Nesta quinta-feira (23), a Copasa falou com esses investidores. Por meio de um comunicado ao mercado, a empresa diz que a federalização dos seus ativos foi uma das propostas apresentadas pelo governo de Zema para solucionar junto à União a questão da dívida pública de Minas Gerais — mas nenhuma decisão foi tomada até o momento.
"Nesse sentido, foram apresentadas ao Governo de Minas Gerais alternativas, que ainda serão objeto de análise minuciosa, tanto pelos técnicos do Governo Federal, quanto do Governo Estadual, razão pela qual ainda não houve qualquer manifestação ou aceite do Governo do Estado sobre o ponto referente a eventual federalização das estatais estaduais com ações listadas na Bolsa de Valores", diz a Copasa no comunicado.
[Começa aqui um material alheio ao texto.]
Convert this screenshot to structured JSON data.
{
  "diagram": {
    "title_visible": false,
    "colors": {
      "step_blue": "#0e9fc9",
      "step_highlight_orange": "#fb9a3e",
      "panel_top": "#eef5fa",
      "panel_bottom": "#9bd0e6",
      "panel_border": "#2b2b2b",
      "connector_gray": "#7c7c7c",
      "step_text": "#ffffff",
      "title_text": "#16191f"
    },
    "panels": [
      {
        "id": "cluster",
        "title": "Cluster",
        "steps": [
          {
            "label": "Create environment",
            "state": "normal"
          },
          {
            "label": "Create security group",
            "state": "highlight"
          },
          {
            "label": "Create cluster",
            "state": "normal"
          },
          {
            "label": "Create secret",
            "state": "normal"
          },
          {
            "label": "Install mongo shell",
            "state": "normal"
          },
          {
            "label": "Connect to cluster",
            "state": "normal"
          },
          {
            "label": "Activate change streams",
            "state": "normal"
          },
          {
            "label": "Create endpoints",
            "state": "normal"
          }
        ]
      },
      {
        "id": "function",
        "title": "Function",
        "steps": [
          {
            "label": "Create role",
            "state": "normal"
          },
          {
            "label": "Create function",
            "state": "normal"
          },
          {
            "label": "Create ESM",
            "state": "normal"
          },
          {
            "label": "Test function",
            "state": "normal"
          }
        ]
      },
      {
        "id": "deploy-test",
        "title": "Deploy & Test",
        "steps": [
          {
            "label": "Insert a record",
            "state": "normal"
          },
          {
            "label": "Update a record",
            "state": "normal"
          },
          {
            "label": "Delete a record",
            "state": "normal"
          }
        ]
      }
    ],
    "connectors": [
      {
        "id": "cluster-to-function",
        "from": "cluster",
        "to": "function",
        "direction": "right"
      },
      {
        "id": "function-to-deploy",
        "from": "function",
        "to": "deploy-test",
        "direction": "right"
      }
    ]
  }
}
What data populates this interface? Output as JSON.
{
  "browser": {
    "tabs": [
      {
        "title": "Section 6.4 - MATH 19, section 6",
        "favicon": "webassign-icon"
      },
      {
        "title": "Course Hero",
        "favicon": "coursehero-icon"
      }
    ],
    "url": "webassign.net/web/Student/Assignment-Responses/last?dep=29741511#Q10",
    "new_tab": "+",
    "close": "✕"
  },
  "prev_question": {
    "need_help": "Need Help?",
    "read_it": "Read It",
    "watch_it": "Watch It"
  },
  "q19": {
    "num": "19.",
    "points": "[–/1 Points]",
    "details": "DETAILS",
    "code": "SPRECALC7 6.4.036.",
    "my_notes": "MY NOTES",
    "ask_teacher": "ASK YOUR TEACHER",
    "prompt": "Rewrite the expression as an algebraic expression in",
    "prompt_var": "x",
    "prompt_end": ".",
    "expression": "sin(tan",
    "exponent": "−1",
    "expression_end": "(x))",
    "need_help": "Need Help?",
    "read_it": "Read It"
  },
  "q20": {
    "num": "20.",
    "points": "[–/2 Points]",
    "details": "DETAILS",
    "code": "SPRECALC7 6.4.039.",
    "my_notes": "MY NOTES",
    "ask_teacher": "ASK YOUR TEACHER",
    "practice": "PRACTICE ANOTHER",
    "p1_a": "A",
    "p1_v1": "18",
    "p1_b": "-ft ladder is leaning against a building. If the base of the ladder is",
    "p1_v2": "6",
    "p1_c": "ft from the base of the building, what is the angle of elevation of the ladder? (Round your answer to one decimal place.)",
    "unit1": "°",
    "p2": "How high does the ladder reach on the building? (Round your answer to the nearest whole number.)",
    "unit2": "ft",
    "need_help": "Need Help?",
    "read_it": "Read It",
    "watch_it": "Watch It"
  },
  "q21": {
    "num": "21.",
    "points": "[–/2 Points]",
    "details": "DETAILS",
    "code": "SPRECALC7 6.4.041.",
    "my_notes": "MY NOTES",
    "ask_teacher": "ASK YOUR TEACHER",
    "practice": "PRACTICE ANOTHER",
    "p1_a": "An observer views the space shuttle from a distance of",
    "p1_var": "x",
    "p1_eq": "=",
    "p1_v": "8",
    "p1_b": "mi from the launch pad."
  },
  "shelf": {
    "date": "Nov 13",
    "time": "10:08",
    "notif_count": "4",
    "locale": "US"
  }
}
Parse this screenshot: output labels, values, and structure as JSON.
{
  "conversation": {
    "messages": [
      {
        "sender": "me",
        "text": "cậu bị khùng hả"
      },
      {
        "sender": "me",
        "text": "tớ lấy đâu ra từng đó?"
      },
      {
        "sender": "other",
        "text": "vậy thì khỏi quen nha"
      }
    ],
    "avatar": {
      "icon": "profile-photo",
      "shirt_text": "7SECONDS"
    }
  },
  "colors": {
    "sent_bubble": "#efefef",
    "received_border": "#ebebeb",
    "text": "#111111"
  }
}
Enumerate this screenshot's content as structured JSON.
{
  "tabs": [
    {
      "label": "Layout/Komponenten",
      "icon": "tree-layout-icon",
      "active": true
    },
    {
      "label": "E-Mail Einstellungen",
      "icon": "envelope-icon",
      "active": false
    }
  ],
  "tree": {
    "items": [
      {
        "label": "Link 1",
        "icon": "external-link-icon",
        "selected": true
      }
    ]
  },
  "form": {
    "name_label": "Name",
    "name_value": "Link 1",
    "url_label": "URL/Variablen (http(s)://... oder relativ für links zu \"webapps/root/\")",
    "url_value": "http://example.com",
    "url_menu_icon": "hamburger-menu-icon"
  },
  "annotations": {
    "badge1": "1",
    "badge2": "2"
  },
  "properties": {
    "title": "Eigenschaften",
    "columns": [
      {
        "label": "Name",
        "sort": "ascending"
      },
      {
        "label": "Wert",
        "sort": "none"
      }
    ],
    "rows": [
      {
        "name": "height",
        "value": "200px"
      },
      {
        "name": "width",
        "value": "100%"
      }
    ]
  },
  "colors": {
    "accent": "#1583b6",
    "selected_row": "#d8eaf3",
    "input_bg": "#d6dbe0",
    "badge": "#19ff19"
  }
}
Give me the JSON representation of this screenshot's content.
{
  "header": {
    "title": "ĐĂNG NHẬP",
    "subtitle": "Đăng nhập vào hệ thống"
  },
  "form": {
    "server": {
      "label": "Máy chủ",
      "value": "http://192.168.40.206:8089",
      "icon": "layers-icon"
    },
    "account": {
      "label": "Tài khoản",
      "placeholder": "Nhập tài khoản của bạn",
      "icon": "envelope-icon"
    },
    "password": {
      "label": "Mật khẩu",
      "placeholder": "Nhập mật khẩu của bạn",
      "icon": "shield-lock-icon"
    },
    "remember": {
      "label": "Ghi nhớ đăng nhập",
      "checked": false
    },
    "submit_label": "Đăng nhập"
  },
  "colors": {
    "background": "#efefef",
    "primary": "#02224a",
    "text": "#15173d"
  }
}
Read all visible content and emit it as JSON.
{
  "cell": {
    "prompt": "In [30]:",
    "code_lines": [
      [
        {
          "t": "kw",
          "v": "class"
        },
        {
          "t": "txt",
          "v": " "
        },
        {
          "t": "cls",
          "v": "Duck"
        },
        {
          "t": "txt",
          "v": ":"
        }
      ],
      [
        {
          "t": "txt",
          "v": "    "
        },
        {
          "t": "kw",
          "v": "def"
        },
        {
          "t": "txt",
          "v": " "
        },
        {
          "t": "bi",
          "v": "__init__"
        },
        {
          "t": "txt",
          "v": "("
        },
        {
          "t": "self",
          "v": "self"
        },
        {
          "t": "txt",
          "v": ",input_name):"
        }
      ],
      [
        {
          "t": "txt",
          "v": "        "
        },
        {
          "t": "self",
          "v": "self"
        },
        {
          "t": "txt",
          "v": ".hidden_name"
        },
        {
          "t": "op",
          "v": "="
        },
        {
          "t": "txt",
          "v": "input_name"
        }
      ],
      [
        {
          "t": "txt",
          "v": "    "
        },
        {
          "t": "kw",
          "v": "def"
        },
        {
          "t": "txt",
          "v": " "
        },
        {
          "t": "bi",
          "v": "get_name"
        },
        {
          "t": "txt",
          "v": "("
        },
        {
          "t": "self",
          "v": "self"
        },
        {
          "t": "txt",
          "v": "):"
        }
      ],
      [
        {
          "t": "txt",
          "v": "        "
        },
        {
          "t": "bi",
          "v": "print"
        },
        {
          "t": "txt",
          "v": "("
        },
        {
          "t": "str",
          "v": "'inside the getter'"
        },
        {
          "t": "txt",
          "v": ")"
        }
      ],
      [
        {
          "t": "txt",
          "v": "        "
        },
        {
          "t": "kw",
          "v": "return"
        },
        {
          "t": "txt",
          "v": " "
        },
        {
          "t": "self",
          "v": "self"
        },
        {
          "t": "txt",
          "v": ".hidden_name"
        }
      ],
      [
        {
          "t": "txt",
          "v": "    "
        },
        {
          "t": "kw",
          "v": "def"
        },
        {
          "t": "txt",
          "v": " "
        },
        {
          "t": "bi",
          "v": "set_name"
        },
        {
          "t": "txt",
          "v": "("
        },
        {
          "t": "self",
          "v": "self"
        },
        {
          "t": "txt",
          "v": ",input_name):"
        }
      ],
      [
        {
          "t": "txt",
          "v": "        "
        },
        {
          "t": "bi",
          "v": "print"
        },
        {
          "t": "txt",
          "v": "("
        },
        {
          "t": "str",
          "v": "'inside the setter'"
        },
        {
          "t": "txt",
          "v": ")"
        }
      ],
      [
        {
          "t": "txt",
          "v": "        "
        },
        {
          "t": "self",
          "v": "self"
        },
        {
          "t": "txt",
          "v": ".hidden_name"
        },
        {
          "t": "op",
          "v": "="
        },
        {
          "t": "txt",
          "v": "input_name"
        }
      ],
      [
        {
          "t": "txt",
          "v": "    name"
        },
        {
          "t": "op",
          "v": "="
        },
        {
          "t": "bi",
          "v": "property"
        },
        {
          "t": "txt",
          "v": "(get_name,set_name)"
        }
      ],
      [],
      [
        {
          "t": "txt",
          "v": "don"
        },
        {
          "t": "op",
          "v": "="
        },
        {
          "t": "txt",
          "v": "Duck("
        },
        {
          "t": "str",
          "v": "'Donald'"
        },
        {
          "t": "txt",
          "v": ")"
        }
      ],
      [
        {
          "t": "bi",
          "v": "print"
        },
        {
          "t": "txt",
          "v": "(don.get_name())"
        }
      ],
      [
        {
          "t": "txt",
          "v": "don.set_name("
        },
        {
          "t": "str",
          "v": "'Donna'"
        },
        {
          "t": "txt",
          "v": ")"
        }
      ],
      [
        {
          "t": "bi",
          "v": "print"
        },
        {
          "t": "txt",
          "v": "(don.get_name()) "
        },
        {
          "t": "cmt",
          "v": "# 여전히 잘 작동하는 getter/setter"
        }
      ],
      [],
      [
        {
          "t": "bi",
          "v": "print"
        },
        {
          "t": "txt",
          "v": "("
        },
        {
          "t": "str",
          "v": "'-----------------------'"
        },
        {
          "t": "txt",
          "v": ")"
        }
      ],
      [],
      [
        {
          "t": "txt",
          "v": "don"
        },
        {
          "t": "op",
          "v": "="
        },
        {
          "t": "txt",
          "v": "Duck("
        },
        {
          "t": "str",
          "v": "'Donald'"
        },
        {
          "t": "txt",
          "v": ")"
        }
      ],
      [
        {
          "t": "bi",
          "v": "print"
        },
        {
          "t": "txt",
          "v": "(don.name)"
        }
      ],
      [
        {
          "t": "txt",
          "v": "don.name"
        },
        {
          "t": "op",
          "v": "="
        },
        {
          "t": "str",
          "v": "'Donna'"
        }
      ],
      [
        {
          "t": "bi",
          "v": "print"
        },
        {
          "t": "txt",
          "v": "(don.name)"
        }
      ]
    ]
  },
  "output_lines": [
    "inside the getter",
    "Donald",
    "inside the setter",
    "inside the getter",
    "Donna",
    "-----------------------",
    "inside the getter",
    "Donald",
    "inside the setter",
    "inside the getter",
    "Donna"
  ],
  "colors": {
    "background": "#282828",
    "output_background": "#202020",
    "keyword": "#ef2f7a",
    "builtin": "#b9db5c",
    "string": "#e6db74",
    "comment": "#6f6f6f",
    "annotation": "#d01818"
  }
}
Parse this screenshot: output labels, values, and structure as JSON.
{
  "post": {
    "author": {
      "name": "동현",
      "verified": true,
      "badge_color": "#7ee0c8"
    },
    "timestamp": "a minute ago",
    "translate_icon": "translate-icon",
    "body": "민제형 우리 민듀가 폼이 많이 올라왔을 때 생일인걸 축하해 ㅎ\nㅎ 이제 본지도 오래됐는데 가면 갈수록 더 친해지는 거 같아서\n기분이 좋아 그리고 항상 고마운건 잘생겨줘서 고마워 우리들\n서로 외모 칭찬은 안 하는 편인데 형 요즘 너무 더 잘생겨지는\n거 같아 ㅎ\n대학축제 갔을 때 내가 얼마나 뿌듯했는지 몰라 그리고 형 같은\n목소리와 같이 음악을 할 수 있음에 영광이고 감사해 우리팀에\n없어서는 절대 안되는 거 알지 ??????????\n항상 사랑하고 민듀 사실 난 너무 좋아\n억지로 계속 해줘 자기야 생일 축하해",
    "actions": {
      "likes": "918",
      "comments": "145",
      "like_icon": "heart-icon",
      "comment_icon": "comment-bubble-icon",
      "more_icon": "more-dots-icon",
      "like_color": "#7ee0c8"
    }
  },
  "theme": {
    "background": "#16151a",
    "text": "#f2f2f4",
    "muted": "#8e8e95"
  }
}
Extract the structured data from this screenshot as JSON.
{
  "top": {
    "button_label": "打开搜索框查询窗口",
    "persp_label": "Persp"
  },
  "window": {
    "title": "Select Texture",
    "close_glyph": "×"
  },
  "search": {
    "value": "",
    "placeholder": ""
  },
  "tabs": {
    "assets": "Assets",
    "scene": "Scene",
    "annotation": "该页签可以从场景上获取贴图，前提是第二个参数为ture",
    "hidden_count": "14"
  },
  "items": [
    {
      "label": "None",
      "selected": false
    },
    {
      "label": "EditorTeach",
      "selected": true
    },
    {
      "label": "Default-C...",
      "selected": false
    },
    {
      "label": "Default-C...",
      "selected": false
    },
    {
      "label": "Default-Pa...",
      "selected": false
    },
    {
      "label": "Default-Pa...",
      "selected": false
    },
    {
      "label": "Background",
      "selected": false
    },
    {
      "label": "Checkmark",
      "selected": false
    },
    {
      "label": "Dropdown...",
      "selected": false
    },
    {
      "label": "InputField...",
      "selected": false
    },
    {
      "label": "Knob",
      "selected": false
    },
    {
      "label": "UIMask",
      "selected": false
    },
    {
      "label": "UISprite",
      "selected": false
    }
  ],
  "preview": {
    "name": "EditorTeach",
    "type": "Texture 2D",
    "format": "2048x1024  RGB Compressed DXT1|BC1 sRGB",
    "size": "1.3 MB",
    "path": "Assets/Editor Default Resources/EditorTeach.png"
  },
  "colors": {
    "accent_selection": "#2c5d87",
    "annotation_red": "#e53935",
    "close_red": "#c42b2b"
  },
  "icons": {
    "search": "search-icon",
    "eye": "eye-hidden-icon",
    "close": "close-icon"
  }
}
A companhia reafirma ainda o compromisso com a transparência e governança corporativa e diz que manterá seus acionistas e o mercado devidamente informados sobre o assunto.
A preocupação dos investidores com a federalização da Copasa e da Cemig se refletiu nas ações das duas empresas — ontem os papéis CMIG4 chegaram a cair mais de 10% e voltaram a fechar em queda, de 3,17%, enquanto CSMG3 recuou cerca de 4% ontem e 0,77% hoje.
O mercado está de olho na relevância da venda da Cemig e da Copasa para pagar os débitos com a União, devido ao tamanho da dívida de Minas Gerais.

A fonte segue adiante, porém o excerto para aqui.